Its defensive system, which includes the emblematic Castle of the Three Kings of Morro, comprised nine big fortresses that became the most outstanding exponents of their kind in Spanish-speaking America, according to experts.

One of those fortresses is the Castle of the Royal Force (completed in 1577), which paved the way for Renaissance designs in military constructions in the continent. Its style predominated in Spain under the rule of the Catholic Monarchs and was called "Elizabethan".

Nearly 140 buildings in the historic heart of the Cuban capital were constructed in the 16th and 17th centuries, 200 others were built in the 18th century and more than 460 in the 19th century.

Center for the Development of Visual Arts
Castle of the Royal Force
City Museum

Several plazas were built in Havana, among which the famous Arms Square, Cathedral Square, Old Square, and the San Francis of Assisi Square stand out, the latter constructed in front of the church and convent of same name.

The centennial city still preserves distinctive features such as the Prado Promenade and the well-known Alameda de Paula - the latter built during the second half of the 18th century.

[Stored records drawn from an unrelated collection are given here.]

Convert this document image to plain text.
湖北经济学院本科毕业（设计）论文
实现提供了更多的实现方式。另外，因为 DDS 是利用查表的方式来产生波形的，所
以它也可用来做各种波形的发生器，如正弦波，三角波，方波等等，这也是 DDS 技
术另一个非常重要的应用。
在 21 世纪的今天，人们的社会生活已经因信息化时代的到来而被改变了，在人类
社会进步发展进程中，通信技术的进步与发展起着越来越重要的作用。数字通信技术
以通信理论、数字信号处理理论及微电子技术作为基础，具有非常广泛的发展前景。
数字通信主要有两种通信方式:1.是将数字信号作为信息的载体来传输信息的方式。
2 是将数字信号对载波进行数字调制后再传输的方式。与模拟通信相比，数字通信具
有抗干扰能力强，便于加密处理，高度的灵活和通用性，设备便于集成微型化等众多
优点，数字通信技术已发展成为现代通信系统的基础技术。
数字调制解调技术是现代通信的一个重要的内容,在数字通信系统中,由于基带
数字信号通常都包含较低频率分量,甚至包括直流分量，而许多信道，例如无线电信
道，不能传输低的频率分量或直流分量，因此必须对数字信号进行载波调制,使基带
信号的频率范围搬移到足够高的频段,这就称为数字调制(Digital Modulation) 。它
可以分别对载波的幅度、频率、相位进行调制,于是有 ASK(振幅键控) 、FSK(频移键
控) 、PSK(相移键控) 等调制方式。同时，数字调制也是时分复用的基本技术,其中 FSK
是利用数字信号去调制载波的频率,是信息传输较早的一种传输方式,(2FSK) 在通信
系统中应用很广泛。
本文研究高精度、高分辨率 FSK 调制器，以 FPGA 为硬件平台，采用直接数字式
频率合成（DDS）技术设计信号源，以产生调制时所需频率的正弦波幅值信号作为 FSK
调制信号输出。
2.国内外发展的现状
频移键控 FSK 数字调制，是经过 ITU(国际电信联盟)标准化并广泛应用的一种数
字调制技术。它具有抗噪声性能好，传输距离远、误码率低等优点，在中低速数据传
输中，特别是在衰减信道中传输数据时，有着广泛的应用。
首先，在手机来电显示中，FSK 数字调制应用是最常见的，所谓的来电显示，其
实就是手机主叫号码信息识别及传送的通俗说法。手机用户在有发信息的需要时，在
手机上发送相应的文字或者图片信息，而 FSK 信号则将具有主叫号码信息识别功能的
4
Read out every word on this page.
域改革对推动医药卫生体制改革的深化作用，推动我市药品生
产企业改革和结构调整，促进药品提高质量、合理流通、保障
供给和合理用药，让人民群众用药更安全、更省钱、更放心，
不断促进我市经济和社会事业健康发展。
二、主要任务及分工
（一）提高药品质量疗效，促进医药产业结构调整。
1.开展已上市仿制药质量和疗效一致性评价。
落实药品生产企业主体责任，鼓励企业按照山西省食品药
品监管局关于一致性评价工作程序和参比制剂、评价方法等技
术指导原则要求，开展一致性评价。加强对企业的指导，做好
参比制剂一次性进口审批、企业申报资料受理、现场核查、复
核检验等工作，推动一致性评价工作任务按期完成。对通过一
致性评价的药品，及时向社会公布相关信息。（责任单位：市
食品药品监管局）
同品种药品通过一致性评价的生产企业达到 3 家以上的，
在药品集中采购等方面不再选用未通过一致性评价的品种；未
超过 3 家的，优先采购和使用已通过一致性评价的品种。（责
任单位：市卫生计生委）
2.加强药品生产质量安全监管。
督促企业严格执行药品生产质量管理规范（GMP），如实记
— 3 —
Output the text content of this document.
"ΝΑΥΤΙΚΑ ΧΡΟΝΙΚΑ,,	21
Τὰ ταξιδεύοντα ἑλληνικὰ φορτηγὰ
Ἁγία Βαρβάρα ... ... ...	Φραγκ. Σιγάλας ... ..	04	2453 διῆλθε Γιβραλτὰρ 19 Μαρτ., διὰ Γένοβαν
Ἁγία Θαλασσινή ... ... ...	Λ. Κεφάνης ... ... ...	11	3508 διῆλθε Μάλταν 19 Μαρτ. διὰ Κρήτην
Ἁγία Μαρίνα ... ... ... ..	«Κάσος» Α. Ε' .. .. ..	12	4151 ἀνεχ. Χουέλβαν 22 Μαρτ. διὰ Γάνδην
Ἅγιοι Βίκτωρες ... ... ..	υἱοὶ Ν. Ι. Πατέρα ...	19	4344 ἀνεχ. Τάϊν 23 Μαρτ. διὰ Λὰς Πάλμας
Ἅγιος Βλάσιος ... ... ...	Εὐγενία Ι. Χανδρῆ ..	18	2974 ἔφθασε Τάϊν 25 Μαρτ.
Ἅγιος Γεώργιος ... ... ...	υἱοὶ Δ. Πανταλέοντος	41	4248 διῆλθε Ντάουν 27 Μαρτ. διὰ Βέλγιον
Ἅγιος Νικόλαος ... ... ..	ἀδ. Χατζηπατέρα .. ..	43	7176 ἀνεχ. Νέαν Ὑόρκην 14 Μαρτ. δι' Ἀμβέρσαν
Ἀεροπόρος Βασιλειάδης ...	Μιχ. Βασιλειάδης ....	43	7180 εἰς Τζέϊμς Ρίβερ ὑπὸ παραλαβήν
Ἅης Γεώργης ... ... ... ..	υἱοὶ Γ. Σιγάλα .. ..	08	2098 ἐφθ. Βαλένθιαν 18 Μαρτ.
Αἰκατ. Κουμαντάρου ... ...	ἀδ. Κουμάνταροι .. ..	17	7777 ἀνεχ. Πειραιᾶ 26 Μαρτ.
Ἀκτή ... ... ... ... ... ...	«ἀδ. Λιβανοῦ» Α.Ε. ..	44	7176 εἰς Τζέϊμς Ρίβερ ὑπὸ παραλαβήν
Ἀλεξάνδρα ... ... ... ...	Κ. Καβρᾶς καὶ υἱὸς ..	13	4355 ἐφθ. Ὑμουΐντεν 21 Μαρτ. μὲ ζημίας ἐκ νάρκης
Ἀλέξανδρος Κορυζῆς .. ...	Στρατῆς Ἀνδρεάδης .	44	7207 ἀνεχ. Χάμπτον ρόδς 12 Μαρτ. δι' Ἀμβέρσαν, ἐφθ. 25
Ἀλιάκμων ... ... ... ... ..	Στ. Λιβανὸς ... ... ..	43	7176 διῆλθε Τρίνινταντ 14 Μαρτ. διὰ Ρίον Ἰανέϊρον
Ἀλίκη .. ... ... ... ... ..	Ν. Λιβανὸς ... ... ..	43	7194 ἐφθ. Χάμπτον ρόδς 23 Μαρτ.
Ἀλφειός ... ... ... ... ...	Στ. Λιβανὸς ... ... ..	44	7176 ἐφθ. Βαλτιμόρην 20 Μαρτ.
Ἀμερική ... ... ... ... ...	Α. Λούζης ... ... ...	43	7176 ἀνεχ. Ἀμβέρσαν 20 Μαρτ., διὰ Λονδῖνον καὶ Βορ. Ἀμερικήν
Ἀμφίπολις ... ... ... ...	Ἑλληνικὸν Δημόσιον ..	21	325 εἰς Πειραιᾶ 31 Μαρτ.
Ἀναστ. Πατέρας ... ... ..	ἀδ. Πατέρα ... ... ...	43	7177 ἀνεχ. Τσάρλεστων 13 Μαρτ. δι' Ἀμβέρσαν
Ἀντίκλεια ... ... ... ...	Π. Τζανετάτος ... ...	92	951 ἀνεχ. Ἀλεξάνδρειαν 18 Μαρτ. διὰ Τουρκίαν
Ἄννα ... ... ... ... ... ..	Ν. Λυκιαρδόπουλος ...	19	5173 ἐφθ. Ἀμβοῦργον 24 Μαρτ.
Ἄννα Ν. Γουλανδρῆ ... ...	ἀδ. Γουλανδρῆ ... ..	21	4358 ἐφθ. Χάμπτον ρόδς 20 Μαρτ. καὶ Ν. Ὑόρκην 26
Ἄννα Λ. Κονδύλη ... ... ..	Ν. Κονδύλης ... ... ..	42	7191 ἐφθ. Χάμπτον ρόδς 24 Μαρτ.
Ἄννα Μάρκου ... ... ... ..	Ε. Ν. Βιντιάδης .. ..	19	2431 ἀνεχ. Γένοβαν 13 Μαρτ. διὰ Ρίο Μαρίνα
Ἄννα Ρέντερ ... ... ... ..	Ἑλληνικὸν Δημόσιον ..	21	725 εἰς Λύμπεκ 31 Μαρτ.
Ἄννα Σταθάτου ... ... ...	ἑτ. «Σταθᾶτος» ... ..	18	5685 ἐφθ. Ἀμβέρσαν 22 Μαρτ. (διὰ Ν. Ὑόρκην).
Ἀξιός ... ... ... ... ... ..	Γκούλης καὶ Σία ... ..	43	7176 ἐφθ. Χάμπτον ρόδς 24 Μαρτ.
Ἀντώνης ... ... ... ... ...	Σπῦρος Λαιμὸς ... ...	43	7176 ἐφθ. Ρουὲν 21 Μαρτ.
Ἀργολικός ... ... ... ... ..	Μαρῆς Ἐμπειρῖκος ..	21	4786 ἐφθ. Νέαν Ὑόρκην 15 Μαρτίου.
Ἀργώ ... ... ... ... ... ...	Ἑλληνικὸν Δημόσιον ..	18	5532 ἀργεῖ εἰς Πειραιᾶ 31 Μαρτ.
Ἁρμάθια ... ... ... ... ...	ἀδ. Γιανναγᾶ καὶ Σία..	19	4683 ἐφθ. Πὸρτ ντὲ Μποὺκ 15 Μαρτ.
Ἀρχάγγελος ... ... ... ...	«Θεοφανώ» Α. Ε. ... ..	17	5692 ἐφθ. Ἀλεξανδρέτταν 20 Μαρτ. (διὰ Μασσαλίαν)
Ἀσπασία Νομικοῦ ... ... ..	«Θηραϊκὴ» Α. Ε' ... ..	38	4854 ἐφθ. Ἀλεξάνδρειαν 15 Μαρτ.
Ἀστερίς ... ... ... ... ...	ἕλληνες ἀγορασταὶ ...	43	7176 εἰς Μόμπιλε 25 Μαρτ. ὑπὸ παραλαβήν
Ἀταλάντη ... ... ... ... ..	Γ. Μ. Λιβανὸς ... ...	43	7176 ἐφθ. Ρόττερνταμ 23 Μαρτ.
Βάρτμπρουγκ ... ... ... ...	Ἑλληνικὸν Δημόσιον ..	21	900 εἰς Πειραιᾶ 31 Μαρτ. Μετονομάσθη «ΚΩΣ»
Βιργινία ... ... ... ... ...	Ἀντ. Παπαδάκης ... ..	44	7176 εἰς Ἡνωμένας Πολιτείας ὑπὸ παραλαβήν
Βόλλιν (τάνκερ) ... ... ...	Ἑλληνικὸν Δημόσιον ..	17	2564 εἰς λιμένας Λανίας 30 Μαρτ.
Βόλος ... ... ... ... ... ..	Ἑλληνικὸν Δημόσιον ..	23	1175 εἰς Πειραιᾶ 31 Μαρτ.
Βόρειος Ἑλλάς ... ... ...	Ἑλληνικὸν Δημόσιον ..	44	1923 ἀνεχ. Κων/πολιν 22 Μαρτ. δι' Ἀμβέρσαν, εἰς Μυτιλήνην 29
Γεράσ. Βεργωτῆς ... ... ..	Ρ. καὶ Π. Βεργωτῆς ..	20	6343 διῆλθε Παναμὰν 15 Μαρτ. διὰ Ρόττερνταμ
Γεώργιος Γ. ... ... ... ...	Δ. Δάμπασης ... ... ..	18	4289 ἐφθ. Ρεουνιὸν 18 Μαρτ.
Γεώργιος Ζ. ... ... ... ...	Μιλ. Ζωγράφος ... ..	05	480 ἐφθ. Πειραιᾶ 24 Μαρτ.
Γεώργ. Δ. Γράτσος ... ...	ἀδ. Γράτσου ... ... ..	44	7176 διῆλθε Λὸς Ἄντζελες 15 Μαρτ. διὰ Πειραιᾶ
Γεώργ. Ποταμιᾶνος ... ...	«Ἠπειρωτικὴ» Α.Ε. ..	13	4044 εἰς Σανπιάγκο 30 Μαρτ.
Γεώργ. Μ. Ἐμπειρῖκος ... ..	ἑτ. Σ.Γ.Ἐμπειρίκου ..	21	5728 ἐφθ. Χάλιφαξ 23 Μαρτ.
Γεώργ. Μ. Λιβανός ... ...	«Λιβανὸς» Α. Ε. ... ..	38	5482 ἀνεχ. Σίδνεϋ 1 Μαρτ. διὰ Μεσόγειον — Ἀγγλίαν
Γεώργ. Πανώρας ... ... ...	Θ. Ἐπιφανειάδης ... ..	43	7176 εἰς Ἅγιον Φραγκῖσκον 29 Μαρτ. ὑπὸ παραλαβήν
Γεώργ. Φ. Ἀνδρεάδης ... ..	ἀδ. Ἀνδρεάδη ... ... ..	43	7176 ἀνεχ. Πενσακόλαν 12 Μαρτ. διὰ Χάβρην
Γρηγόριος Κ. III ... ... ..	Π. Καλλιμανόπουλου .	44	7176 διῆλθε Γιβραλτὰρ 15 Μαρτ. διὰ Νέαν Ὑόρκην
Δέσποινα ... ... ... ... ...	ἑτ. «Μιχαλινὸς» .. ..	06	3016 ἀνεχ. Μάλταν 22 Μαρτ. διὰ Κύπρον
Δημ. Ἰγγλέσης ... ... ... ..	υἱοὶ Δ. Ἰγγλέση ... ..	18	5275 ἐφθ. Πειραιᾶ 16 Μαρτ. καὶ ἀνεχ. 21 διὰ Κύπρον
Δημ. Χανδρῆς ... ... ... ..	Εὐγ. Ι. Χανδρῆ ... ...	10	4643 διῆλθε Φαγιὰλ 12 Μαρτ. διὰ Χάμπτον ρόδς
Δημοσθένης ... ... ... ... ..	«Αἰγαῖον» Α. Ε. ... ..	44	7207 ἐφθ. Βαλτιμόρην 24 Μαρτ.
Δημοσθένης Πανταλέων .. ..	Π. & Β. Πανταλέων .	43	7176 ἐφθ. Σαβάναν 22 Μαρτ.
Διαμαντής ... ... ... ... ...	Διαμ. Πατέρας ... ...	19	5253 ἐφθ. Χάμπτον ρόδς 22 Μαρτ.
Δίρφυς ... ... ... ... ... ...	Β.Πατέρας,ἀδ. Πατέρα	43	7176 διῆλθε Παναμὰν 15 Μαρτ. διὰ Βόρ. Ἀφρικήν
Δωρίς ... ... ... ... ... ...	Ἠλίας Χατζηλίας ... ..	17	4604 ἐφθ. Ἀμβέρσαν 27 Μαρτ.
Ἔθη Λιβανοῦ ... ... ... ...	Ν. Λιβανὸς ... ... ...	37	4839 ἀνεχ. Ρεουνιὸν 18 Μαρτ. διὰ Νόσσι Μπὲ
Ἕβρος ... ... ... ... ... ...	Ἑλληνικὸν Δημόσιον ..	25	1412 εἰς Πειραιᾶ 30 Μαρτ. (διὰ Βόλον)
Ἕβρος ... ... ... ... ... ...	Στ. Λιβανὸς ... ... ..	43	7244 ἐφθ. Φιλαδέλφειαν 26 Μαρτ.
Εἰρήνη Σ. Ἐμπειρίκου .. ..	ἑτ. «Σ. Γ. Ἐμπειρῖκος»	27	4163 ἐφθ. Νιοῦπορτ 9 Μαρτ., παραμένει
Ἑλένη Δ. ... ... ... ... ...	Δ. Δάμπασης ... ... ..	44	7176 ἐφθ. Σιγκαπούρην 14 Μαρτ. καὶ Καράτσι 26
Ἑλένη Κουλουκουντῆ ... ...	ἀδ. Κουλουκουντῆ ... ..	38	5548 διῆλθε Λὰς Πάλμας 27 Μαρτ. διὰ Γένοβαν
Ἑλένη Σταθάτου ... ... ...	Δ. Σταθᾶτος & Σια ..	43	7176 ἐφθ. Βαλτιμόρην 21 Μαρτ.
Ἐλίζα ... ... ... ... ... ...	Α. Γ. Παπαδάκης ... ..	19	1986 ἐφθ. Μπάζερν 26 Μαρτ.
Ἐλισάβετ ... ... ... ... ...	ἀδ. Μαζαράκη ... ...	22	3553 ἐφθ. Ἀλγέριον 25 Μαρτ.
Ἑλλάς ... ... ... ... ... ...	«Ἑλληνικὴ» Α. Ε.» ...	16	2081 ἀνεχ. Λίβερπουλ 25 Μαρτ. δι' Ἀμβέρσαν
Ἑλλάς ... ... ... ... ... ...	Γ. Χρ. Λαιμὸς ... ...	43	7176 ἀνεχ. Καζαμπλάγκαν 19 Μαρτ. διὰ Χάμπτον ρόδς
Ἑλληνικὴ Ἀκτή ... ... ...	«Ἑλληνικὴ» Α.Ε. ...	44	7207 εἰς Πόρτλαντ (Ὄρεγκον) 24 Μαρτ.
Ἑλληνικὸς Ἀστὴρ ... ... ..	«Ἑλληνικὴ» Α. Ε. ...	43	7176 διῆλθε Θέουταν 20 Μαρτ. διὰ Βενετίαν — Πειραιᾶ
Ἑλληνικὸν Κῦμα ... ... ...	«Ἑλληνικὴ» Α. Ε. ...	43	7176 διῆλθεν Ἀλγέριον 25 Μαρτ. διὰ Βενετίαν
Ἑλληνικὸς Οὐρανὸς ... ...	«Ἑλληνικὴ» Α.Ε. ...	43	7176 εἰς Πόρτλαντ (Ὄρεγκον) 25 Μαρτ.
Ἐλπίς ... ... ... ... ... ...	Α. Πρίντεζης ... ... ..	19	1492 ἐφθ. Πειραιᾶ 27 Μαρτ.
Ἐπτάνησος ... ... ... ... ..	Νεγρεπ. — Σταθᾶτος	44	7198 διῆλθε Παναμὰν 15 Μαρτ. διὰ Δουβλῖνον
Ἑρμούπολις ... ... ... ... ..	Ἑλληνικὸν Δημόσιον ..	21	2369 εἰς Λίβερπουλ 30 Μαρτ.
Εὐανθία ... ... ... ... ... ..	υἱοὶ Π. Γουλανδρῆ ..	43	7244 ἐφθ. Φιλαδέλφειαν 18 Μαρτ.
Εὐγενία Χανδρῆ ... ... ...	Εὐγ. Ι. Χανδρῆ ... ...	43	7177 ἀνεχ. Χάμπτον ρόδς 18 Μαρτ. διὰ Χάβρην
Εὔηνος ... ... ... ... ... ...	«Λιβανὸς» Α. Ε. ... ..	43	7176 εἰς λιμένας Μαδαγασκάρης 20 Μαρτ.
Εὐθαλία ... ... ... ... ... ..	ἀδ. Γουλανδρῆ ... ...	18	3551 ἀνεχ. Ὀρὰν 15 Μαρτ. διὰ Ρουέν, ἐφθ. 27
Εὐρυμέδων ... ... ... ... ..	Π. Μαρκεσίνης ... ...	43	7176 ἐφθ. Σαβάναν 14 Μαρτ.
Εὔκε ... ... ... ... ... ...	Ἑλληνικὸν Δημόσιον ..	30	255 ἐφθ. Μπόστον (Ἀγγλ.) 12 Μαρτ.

Both places became favorite spots for city dwellers hundreds of years ago.

When the Walls of Havana were brought down in 1863, due to the winds of expansion blowing over the city at the time, growth beyond the walls was influenced by the most different architectural styles.

Renaissance and art deco go hand in hand throughout the city, accompanied by other styles such as Mudejar, baroque, neoclassicism, eclecticism, art nouveau and Cuban baroque.

An outstanding exponent of Cuban baroque is the Palace of the Captain Generals, which façade is made up of dozens of big columns, and has a frontal street that still preserves its original structure of wooden blocks.

Many of these buildings and historical sites, in perfect state of conservation and almost untouched by the passage of time, are open, as a safe destination, to thousands of vacationers who bet on the Cuban capital to enjoy their leisure time.